«Je n’ai pas peur des voyages, ils affranchissent des repères habituels, prélude à la liberté. Je crains les retours, à la recherche des marques qui balisent la vie, signes qui rassurent mais enferment.» Pourtant, Philippe Barré a toujours su qu’il retournerait à Ouagadougou, où il avait débarqué à la toute fin de décembre 1982. Pour y retrouver son ami Yamba, atteint du sida.
Philippe Barré est chirurgien, aujourd’hui en poste en Guyane. Après « Aime comme mort », une nouvelle inspirée par l’une de ses expériences professionnelles, le prélèvement d’organes, il publie « Ya Woto Bala », récit qui mêle avec sensibilité et non sans humour les deux temps de l’histoire, à vingt ans d’intervalle. D’abord, à 26 ans, la découverte de l’Afrique et des conditions d’exercice pour le moins particulières dans l’hôpital local, le cynisme dont il faut se barder pour «décider qui vivrait peut-être et qui ne vivrait sûrement pas»,«la réserve de révolte» qu’il faut garder pour se battre et cette forme de résignation et de sagesse, de philosophie détachée de l’existence qu’exprime la formule « Ya woto bala ». La violence lors du coup d’Etat de Thomas Sankara, le 4 août 1983, quand il se retrouve seul chirurgien blanc pour soigner des dizaines et des dizaines de blessés. Et puis le retour, en 2002, pour retrouver Yamba, malade, dans sa petite maison de 24 tôles, en briques de terre, sans aucun confort. Et un épilogue, en 2004, avec Yamba et sa mère, qui parle au médecin en mooré et dont les propos se résument par un laconique «La vieille te dit merci».
Tradipraticiens.
C’est une autre image de l’Afrique qu’offrent l’anthropologue Agnieszka Kedzierska et le photographe Benoît Jouvelet dans « Guérisseurs et féticheurs – La médecine traditionnelle en Afrique de l’Ouest ». Au Mali, les auteurs ont rencontré des thérapeutes plus ou moins traditionnels, qui transmettent des savoirs occultes ancestraux. Ici, la maladie «devient moins un dysfonctionnement organique que le révélateur d’un problème concernant l’individu dans son intégrité, et donc son rapport au monde visible et invisible». Sur un marché de Bamako, voici Wassa Konaté, guérisseuse spécialisée dans le traitement des «maux d’hommes», qui assure pouvoir trouver une solution à tous les problèmes d’érection et d’impuissance mais se refuse heureusement à soigner les malades du sida. Daouda Samaké, lui, consulte les fétiches pour établir un diagnostic ou déterminer un traitement, et soigne aussi bien les fractures que les troubles nerveux. D’autres pratiquent la divination, comme Amadou Segue Koné, géomancien, qui dessine des lignes sur un sable venant d’Arabie saoudite.
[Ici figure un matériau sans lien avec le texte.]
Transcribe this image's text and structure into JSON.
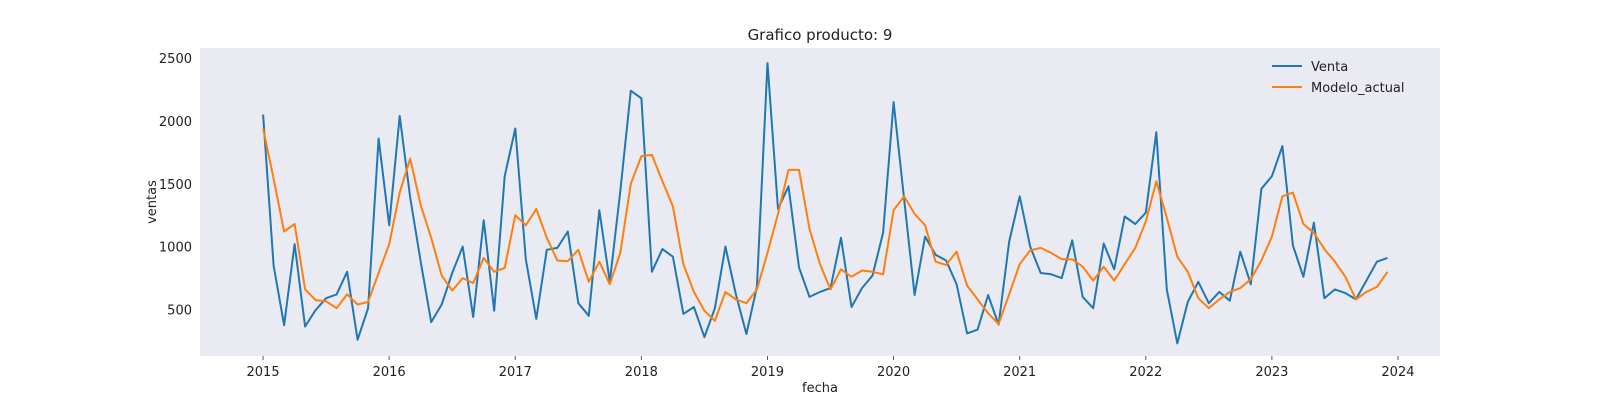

Grand maître et chef de son quartier, le guérisseur-rebouteux Bekaye Niaré jouit d’une telle renommée que certains chauffeurs de taxi de Bamako transportent gratuitement les patients jusque chez lui. Son grand-père lui a transmis ses connaissances ostéopathiques, la recette d’onguents favorisant la cicatrisation des plaies et une éthique reposant sur le dévouement. Avec son équipe, dont deux de ses enfants, il assure quelque 200 consultations et traitements en deux heures... De belles photos en noir et blanc montrent ces tradipraticiens en action tandis que le texte analyse le rôle qu’ils jouent dans une société en évolution, les unes et l’autre apportant un intéressant témoignage sur une autre définition non seulement de la médecine, mais aussi de l’homme.
De temple en temple.
On quitte la médecine pour partir au Japon en compagnie d’Ariane Wilson, qui, avec Aude Lerpinière, a effectué à pied les 1 400 km du pèlerinage de Shikoku, de temple en temple – il y en a 88 – sur les traces du moine errant Kûkai, fondateur du bouddhisme Shingon. Les deux jeunes femmes portaient sur leur dos leur abri, confectionné avec des moyens de fortune et qui prend chaque soir une forme différente. Leurs mésaventures sont contées avec légèreté au fil de rencontres souvent chaleureuses, de paysages et de lieux étonnants, de récits anciens et de réflexions personnelles. Des textes vivants et courts, flirtant parfois avec les haïkus, donnent à ce voyage insolite un charme particulier.
«Ya woto bala », Philippe Barré, Séguier Archimbaud, 152 pages, 12 euros.
« Guérisseurs et féticheurs - La médecine traditionnelle en Afrique de l’Ouest », Agnieszka Kedzierska et Benoît Jouvelet, éditions Alternatives,144 pages, 25 euros.
« Le Pèlerinage des 88 temples », Ariane Wilson, Presses de la Renaissance, 240 pages, 19 euros.